Up until this last election, it worked almost every time. But the American people have grown tired of this transparently shallow tactic, which is why Donald Trump defeated Hillary Clinton. How effective it will be this time around is anybody’s guess. But name-call they will. I’ve always believed that name-calling is the last refuge of a man without an argument, and we’ll have an opportunity to road-test that hypothesis with every nomination.
But name-calling is not the only strategy Democrats will employ. They will also use every parliamentary tactic they can find to block any of Trump’s nominees from taking a seat on the bench.
One tactic Sen. Chuck Schumer is already threatening to use is the filibuster. The filibuster, as it currently exists, is not even a real filibuster. It’s a fake filibuster. It’s a Mickey Mouse travesty that allows the will of the majority to be frustrated by a show of hands, not by actual debate. So with a fake filibuster, all debate and forward progress is brought to a screeching halt, and under current Senate rules, requires 60 votes to break.
Merriam-Webster defines filibuster this way (emphasis mine): “an effort to prevent action in a legislature (such as the U.S. Senate or House of Representatives) by making a long speech or series of speeches.” In other words, for it to be an honest-to-goodness filibuster, somebody needs to be talking.
Now we all should be fans of unlimited debate in confirmation debates. If a senator has a point of view that touches on a nominee’s fitness for the Supreme Court, he should by all means be heard. Every senator should be allowed to debate for or against a nominee at whatever length he believes is necessary. But at some point, everybody will have said everything they have to say, and at that point, it’s time for a vote. And all that should be required to call for a vote is a majority of the Senate. That’s 51 votes, not 60.
The Republicans will have 52 seats in the next session. That number, 52, you will note, is not 60. This means the minority party, by doing precisely nothing, will be able to frustrate the party actually elected to run the Senate and do the people’s business. This tyranny of the minority is not what the Founders had in mind when they crafted the Constitution.
There is nowhere in the Constitution where 60 votes are required to break a filibuster or confirm a Supreme Court justice. That’s a rule of the Senate that can be changed with a simple majority vote. In fact, the Democrats dumped the filibuster for lower court and executive branch nominees in 2013 when they ran the Senate. This has allowed President Obama to stack and pack appeals courts with activist judges. When he took office, just one of the 13 appeals courts had a majority of activist judges appointed by Democrat presidents. That number is now up to nine.
But if Harry Reid and the Democrats could eviscerate the filibuster for lower court nominations, there is absolutely no reason why the Republicans can’t do the same for Supreme Court nominations. And they should so as the first order of business when they convene in January.

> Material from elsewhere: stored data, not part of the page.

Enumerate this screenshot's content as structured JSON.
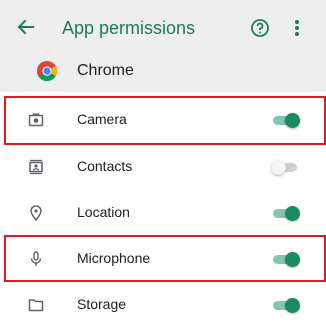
{
  "appbar": {
    "back_icon": "arrow-back-icon",
    "title": "App permissions",
    "help_icon": "help-circle-icon",
    "more_icon": "more-vert-icon"
  },
  "app": {
    "name": "Chrome",
    "icon": "chrome-logo-icon"
  },
  "permissions": [
    {
      "label": "Camera",
      "icon": "camera-icon",
      "enabled": true,
      "highlighted": true
    },
    {
      "label": "Contacts",
      "icon": "contacts-icon",
      "enabled": false,
      "highlighted": false
    },
    {
      "label": "Location",
      "icon": "location-icon",
      "enabled": true,
      "highlighted": false
    },
    {
      "label": "Microphone",
      "icon": "microphone-icon",
      "enabled": true,
      "highlighted": true
    },
    {
      "label": "Storage",
      "icon": "folder-icon",
      "enabled": true,
      "highlighted": false
    }
  ],
  "colors": {
    "accent": "#1a7a62",
    "toggle_on_thumb": "#1a8a60",
    "toggle_on_track": "#7fc8ad",
    "toggle_off_track": "#cfcfcf",
    "highlight_box": "#e01b1b",
    "header_bg": "#eeeeee"
  }
}
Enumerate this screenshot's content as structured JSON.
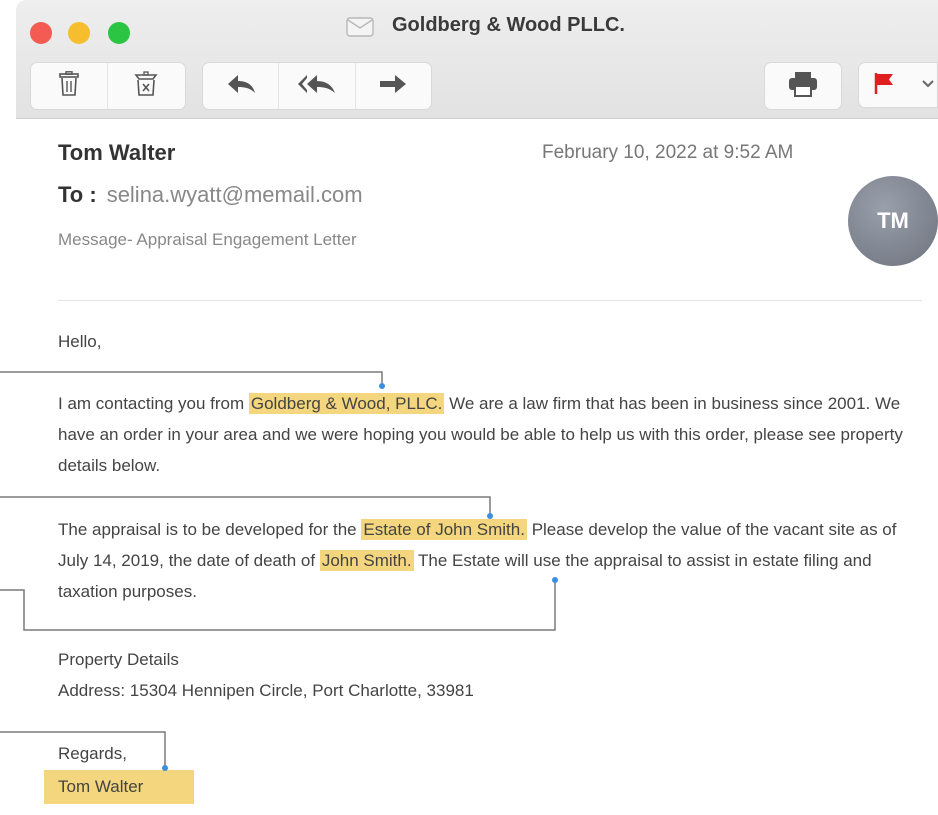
{
  "window": {
    "title": "Goldberg & Wood PLLC."
  },
  "toolbar": {
    "buttons": [
      "trash-icon",
      "junk-icon",
      "reply-icon",
      "reply-all-icon",
      "forward-icon",
      "print-icon",
      "flag-icon",
      "chevron-down-icon"
    ]
  },
  "message": {
    "sender": "Tom Walter",
    "date": "February 10, 2022 at 9:52 AM",
    "to_label": "To :",
    "to_address": "selina.wyatt@memail.com",
    "subject": "Message- Appraisal Engagement Letter",
    "avatar_initials": "TM",
    "greeting": "Hello,",
    "p1": {
      "a": "I am contacting you from ",
      "hl": "Goldberg & Wood, PLLC.",
      "b": " We are a law firm that has been in business since 2001. We have an order in your area and we were hoping you would be able to help us with this order, please see property details below."
    },
    "p2": {
      "a": "The appraisal is to be developed for the ",
      "hl1": "Estate of John Smith.",
      "b": " Please develop the value of the vacant site as of July 14, 2019, the date of death of ",
      "hl2": "John Smith.",
      "c": " The Estate will use the appraisal to assist in estate filing and taxation purposes."
    },
    "property_heading": "Property Details",
    "property_address": "Address: 15304 Hennipen Circle, Port Charlotte, 33981",
    "regards": "Regards,",
    "signature": "Tom Walter"
  },
  "colors": {
    "highlight": "#f3d67d",
    "annotation_line": "#7a7a7a",
    "annotation_dot": "#3b8fe0"
  }
}
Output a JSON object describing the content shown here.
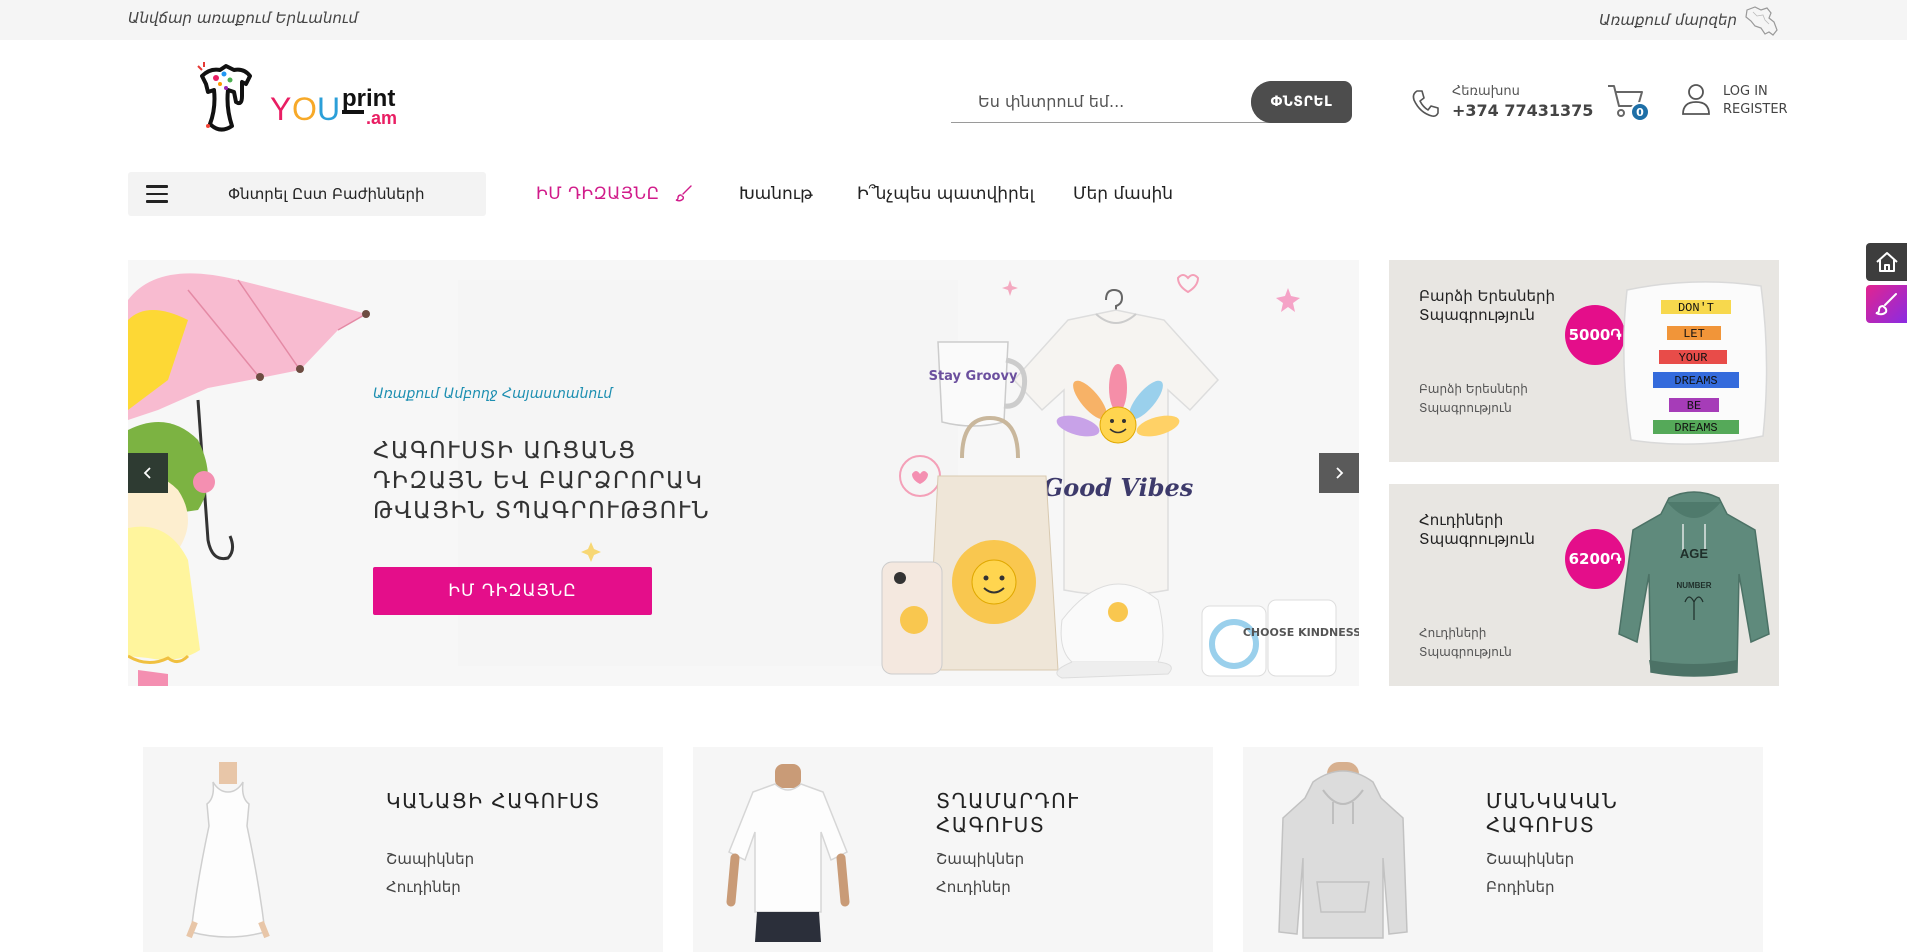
{
  "topbar": {
    "free_delivery": "Անվճար առաքում Երևանում",
    "delivery_regions": "Առաքում մարզեր"
  },
  "logo": {
    "text_you": "YOU",
    "text_print": "print",
    "text_am": ".am"
  },
  "search": {
    "placeholder": "Ես փնտրում եմ...",
    "button_label": "ՓՆՏՐԵԼ"
  },
  "contact": {
    "label": "Հեռախոս",
    "phone": "+374 77431375"
  },
  "cart": {
    "count": "0"
  },
  "account": {
    "login": "LOG IN",
    "register": "REGISTER"
  },
  "nav": {
    "categories_label": "Փնտրել Ըստ Բաժինների",
    "items": [
      {
        "label": "ԻՄ ԴԻԶԱՅՆԸ"
      },
      {
        "label": "Խանութ"
      },
      {
        "label": "Ի՞նչպես պատվիրել"
      },
      {
        "label": "Մեր մասին"
      }
    ]
  },
  "hero": {
    "kicker": "Առաքում Ամբողջ Հայաստանում",
    "headline": "ՀԱԳՈՒՍՏԻ ԱՌՑԱՆՑ ԴԻԶԱՅՆ ԵՎ ԲԱՐՁՐՈՐԱԿ ԹՎԱՅԻՆ ՏՊԱԳՐՈՒԹՅՈՒՆ",
    "cta": "ԻՄ ԴԻԶԱՅՆԸ",
    "mug_text": "Stay Groovy",
    "shirt_text": "Good Vibes",
    "coaster_text": "CHOOSE KINDNESS"
  },
  "promos": [
    {
      "title": "Բարձի Երեսների Տպագրություն",
      "subtitle": "Բարձի Երեսների Տպագրություն",
      "price": "5000֏",
      "image_words": [
        "DON'T",
        "LET",
        "YOUR",
        "DREAMS",
        "BE",
        "DREAMS"
      ]
    },
    {
      "title": "Հուդիների Տպագրություն",
      "subtitle": "Հուդիների Տպագրություն",
      "price": "6200֏",
      "image_words": [
        "AGE",
        "NUMBER"
      ]
    }
  ],
  "categories": [
    {
      "title": "ԿԱՆԱՑԻ ՀԱԳՈՒՍՏ",
      "links": [
        "Շապիկներ",
        "Հուդիներ"
      ]
    },
    {
      "title": "ՏՂԱՄԱՐԴՈՒ ՀԱԳՈՒՍՏ",
      "links": [
        "Շապիկներ",
        "Հուդիներ"
      ]
    },
    {
      "title": "ՄԱՆԿԱԿԱՆ ՀԱԳՈՒՍՏ",
      "links": [
        "Շապիկներ",
        "Բոդիներ"
      ]
    }
  ],
  "colors": {
    "accent_pink": "#e40e8a",
    "kicker_blue": "#1d8fb1",
    "cart_badge": "#1e6fa7",
    "search_button": "#4d4d4d"
  }
}
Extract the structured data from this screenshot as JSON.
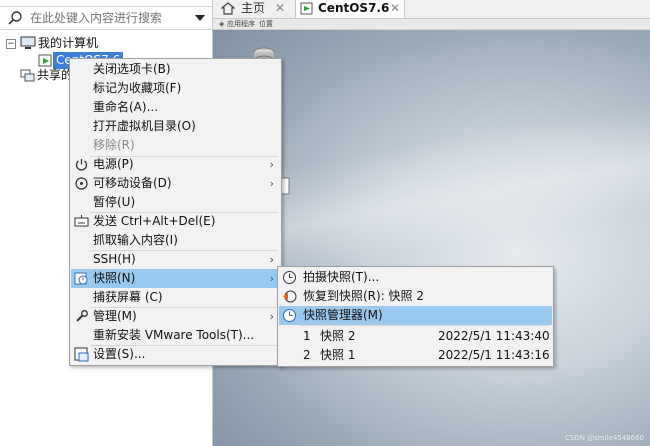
{
  "search": {
    "placeholder": "在此处键入内容进行搜索"
  },
  "library": {
    "my_computer": "我的计算机",
    "vm_name": "CentOS7.6",
    "shared": "共享的"
  },
  "tabs": [
    {
      "label": "主页"
    },
    {
      "label": "CentOS7.6"
    }
  ],
  "gnome_topbar": {
    "apps": "应用程序",
    "places": "位置"
  },
  "desktop": {
    "watermark": "CSDN @smile4548660"
  },
  "context_menu": {
    "items": [
      {
        "label": "关闭选项卡(B)"
      },
      {
        "label": "标记为收藏项(F)"
      },
      {
        "label": "重命名(A)..."
      },
      {
        "label": "打开虚拟机目录(O)"
      },
      {
        "label": "移除(R)"
      },
      {
        "label": "电源(P)"
      },
      {
        "label": "可移动设备(D)"
      },
      {
        "label": "暂停(U)"
      },
      {
        "label": "发送 Ctrl+Alt+Del(E)"
      },
      {
        "label": "抓取输入内容(I)"
      },
      {
        "label": "SSH(H)"
      },
      {
        "label": "快照(N)"
      },
      {
        "label": "捕获屏幕 (C)"
      },
      {
        "label": "管理(M)"
      },
      {
        "label": "重新安装 VMware Tools(T)..."
      },
      {
        "label": "设置(S)..."
      }
    ]
  },
  "snapshot_menu": {
    "take": "拍摄快照(T)...",
    "revert": "恢复到快照(R): 快照 2",
    "manager": "快照管理器(M)",
    "snapshots": [
      {
        "num": "1",
        "name": "快照 2",
        "date": "2022/5/1 11:43:40"
      },
      {
        "num": "2",
        "name": "快照 1",
        "date": "2022/5/1 11:43:16"
      }
    ]
  },
  "colors": {
    "highlight": "#99c9ef",
    "selected_vm": "#3c7fd8"
  }
}
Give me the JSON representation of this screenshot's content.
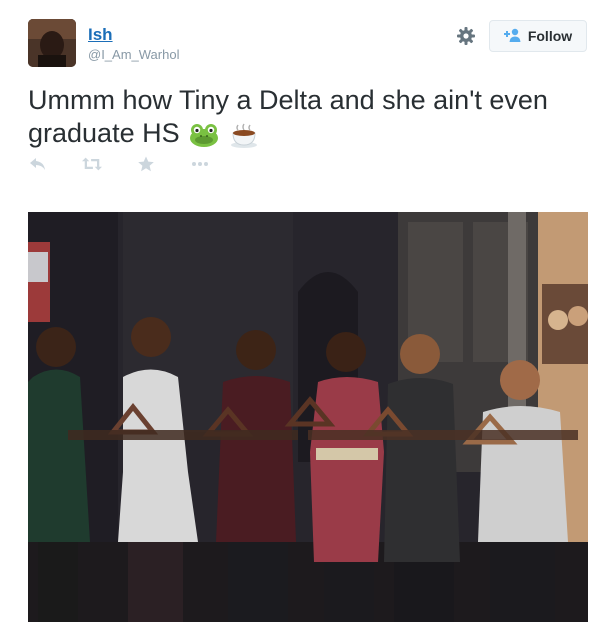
{
  "user": {
    "display_name": "Ish",
    "handle": "@I_Am_Warhol"
  },
  "header": {
    "settings_icon": "gear-icon",
    "follow_label": "Follow",
    "follow_icon": "add-user-icon"
  },
  "tweet": {
    "text": "Ummm how Tiny a Delta and she ain't even graduate HS",
    "emojis": [
      "frog-face-emoji",
      "hot-beverage-emoji"
    ]
  },
  "actions": [
    "reply-icon",
    "retweet-icon",
    "favorite-icon",
    "more-icon"
  ],
  "colors": {
    "link": "#1b6eb8",
    "muted": "#8899a6",
    "text": "#292f33",
    "action_icon": "#ccd6dd"
  }
}
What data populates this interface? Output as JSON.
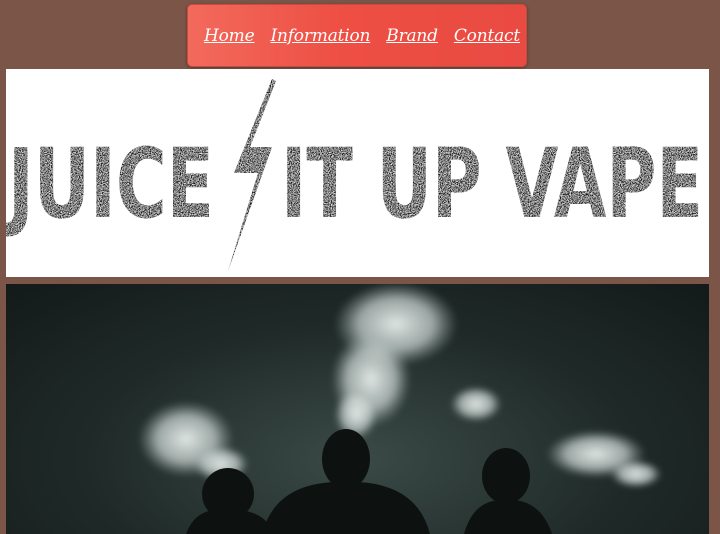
{
  "nav": {
    "items": [
      {
        "label": "Home"
      },
      {
        "label": "Information"
      },
      {
        "label": "Brand"
      },
      {
        "label": "Contact"
      }
    ]
  },
  "banner": {
    "logo_text_left": "JUICE",
    "logo_text_right": "IT UP VAPE"
  },
  "photo": {
    "description_icon": "vape-smoke-photo"
  },
  "colors": {
    "page_background": "#7a5548",
    "nav_background": "#ee5145",
    "logo_ink": "#1a1a1a"
  }
}
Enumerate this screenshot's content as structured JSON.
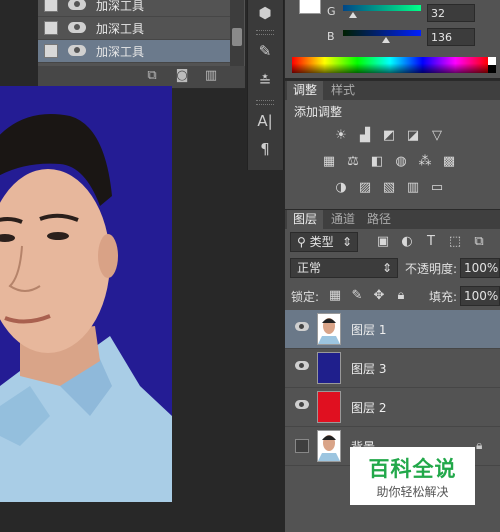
{
  "history": {
    "items": [
      {
        "label": "加深工具",
        "selected": false
      },
      {
        "label": "加深工具",
        "selected": false
      },
      {
        "label": "加深工具",
        "selected": true
      }
    ],
    "footer_icons": [
      "new-snapshot-icon",
      "camera-icon",
      "trash-icon"
    ]
  },
  "toolstrip": {
    "icons": [
      "3d-cube-icon",
      "brush-presets-icon",
      "brush-settings-icon",
      "character-icon",
      "paragraph-icon"
    ],
    "character_glyph": "A|",
    "paragraph_glyph": "¶"
  },
  "color": {
    "g_label": "G",
    "g_value": "32",
    "b_label": "B",
    "b_value": "136",
    "foreground": "#ffffff",
    "spectrum_colors": [
      "#ff0000",
      "#ffff00",
      "#00ff00",
      "#00ffff",
      "#0000ff",
      "#ff00ff"
    ]
  },
  "adjustments": {
    "tabs": [
      "调整",
      "样式"
    ],
    "heading": "添加调整"
  },
  "layers": {
    "tabs": [
      "图层",
      "通道",
      "路径"
    ],
    "filter_label": "类型",
    "blend_mode": "正常",
    "opacity_label": "不透明度:",
    "opacity_value": "100%",
    "lock_label": "锁定:",
    "fill_label": "填充:",
    "fill_value": "100%",
    "items": [
      {
        "name": "图层 1",
        "selected": true,
        "visible": true,
        "swatch": "photo"
      },
      {
        "name": "图层 3",
        "selected": false,
        "visible": true,
        "swatch": "#1f1f8c"
      },
      {
        "name": "图层 2",
        "selected": false,
        "visible": true,
        "swatch": "#e01020"
      },
      {
        "name": "背景",
        "selected": false,
        "visible": false,
        "swatch": "photo"
      }
    ]
  },
  "canvas": {
    "background_color": "#241c94"
  },
  "watermark": {
    "title": "百科全说",
    "subtitle": "助你轻松解决"
  }
}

The Republicans will have 52 senators in the next session of Congress. This means that if the rule is changed, as it should be, they can confirm every single one of President Trump’s Supreme Court nominees as well as every one of his cabinet appointments.
Sen. Schumer has some calibrating to do. If he uses the filibuster for Trump’s Supreme Court nominees, the Republicans will simply change the rules - as Reid and his troops did in 2013 - and Trump’s nominees will slide right through, name-calling or not, and the composition of the high court will tilt toward Scalia-type originalism for a generation.
Harry Reid set the precedent of bagging the filibuster in 2013. The Republicans of 2017 should follow in his footsteps and cite his example. If they do, Harry Reid’s chickens will have come home to roost and the Republic can be saved.
And for that, we will have Harry Reid to thank. Who’d a thunk?